Cristina Zarraga es uno de los catorce nietos de Cristina Calderón y autora también de un diccionario de la lengua yagán que piensa ampliar con una segunda edición. Ha autoeditado este libro junto a su marido, el diseñor y fotógrafo alemán Oliver Vogel. Actualmente vive en Alemania junto a sus hijas Hani Kipa (viento norte en yagán) y Loimushka (flor). Sin embargo, la familia siempre regresa a Puerto Williams y recorre Magallanes, conociendo cada vez más sus raíces.

«Los pueblos originarios siempre tienen un tema conflictivo que son sus tierras. Para mí es muy doloroso», explica Cristina Zarraga. Hasta 1920, los yaganes vivían en bahía Mejillones, hacia el lado norte de Puerto Williams, pero salieron de ahí empujados por la Armada chilena, porque el Estado había decidido fundar un pueblo junto a la nueva base naval. La mitad de la población del pueblo, de hecho, trabaja actualmente en la base; el resto se dedica a la pesca o a la artesanía. Ese es el caso de los descendientes de los yaganes, un pueblo que viajó entre los canales y aguas más frías del extremo sur de América durante seis mil años. Navegaban semidesnudos, embadurnados con grasa de ballena y pintados de blanco y negro. «La transmisión del lenguaje sufrió un crucial quiebro con la instalación de la base naval y de la escuela e internado, donde fueron incorporados los niños de las últimas familias yaganes. Eso frenó la transmisión, producto de la discriminación», dice Alberto Serrano, director del Museo Antropológico Martin Gusinde.

La lógica y la pérdida. «Cuando a mí me vienen a entrevistar no me gusta, porque yo digo: ‘¿Por qué quieren saber cosas mías y no me ayudan ni un poco?’ Así es que, para qué, me pregunto. ¿Para que lo que yo viví lo tengan ellos nomás? Y no puede ser así, porque me tienen que ayudar. Tengo mi casita, que quiero que me arreglen, hay partes que gotean cuando nieva y la entrada, ¿la vió? Está que se cae», respondía Cristina Calderón con muy buen criterio a una periodista hace algunos años. Ella nunca ha andado sin ropa –se ofende si se lo preguntan– y no enseñó su idioma a sus nueve hijos. «Aprendí español a los nueve años. El papá de una sobrina era gringo, y me fueron enseñando de poquito», recuerda. « Entonces todos hablaban yagán, pero después empezaron a fallecer, y quedé yo no más. Las guaguas (niños) no quisieron aprender. Tenían vergüenza. La gente blanca se reía de ellos».

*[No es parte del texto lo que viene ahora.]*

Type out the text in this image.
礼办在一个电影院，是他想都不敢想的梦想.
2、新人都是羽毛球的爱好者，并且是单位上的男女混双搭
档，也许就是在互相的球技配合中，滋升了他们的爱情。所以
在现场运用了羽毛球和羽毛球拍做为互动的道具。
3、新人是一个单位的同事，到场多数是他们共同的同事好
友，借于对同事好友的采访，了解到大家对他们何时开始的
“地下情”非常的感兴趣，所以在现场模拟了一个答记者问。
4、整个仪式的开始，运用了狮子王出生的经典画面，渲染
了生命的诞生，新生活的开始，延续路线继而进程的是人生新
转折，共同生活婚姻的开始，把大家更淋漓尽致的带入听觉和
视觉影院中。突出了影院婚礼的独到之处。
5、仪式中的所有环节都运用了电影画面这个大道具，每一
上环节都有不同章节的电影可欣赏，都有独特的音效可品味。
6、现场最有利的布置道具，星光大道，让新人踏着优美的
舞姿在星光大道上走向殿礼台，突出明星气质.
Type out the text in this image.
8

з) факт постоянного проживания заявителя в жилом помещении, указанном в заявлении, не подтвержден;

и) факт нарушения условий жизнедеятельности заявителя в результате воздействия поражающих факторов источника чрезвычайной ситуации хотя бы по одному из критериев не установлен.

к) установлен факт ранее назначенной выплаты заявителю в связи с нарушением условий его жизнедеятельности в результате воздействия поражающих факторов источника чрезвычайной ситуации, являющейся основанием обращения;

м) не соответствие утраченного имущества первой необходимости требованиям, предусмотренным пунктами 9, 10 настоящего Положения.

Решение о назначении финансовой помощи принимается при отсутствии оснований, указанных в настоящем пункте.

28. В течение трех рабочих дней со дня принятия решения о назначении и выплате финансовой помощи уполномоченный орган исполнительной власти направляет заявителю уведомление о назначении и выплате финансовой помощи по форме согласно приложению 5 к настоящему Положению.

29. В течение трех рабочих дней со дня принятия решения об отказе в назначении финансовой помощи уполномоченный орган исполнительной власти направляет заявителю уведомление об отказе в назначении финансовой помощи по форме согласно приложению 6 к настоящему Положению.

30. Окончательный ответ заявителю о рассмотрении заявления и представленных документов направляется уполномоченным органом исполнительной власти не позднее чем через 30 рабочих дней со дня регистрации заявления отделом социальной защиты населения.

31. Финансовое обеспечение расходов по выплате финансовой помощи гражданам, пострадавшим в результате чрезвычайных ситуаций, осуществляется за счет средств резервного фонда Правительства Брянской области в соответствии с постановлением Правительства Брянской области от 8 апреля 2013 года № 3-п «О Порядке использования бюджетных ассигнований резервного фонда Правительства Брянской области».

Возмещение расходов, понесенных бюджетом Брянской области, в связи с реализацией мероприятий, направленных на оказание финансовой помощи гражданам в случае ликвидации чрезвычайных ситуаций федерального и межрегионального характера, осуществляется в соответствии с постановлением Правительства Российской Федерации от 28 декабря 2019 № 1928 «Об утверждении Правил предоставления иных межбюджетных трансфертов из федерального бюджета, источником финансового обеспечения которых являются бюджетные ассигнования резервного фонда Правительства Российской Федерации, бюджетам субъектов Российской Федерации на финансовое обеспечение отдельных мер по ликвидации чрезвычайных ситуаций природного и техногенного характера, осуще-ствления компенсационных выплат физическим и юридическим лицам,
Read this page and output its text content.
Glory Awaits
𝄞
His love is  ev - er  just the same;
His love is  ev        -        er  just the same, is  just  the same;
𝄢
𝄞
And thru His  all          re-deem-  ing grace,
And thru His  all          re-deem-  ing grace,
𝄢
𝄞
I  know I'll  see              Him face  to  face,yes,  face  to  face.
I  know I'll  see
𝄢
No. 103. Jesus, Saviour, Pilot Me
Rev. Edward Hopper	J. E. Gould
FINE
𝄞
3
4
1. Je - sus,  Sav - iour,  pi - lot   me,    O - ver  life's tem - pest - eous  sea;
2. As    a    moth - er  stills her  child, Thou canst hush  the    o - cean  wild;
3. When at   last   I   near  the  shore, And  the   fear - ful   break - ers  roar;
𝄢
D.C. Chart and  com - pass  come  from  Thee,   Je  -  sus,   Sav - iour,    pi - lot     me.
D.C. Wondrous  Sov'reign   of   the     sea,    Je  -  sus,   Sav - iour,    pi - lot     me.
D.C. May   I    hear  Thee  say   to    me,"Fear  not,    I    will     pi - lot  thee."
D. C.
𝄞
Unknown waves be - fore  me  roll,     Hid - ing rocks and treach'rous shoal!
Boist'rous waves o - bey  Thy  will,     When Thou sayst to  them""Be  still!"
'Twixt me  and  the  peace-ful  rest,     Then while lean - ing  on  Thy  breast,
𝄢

Los otros miembros de su comunidad saben palabras sueltas, no como Cristina... o Úrsula, la hermana con quien lo hablaba y que murió en 2003. En 2009, a Cristina Calderón la declararon Tesoro Humano Vivo como parte de un programa de la Unesco para salvaguardar el patrimonio inmaterial. Y tanto que lo es: el misionero anglicano Thomas Bridges reunió a finales del siglo XIX más de 32.400 vocablos en el primer diccionario yagán-inglés —él fue quien los bautizó como yaganes, por su topónimo Yahgashaga—. Una persona culta de cualquier país desarrollado maneja, con suerte, unos 5.000. La forma de vida de este pueblo generó una cosmovisión con detalles y matices impensables para urbanitas como nosotros. Una palabra yagana, mamihlapinatapai, es, según el Libro Guiness de los Récords, la más concisa del mundo. Significa «una mirada entre dos personas, cada una de las cuales espera que la otra haga algo que ambos desean pero que ninguno se anima a empezar».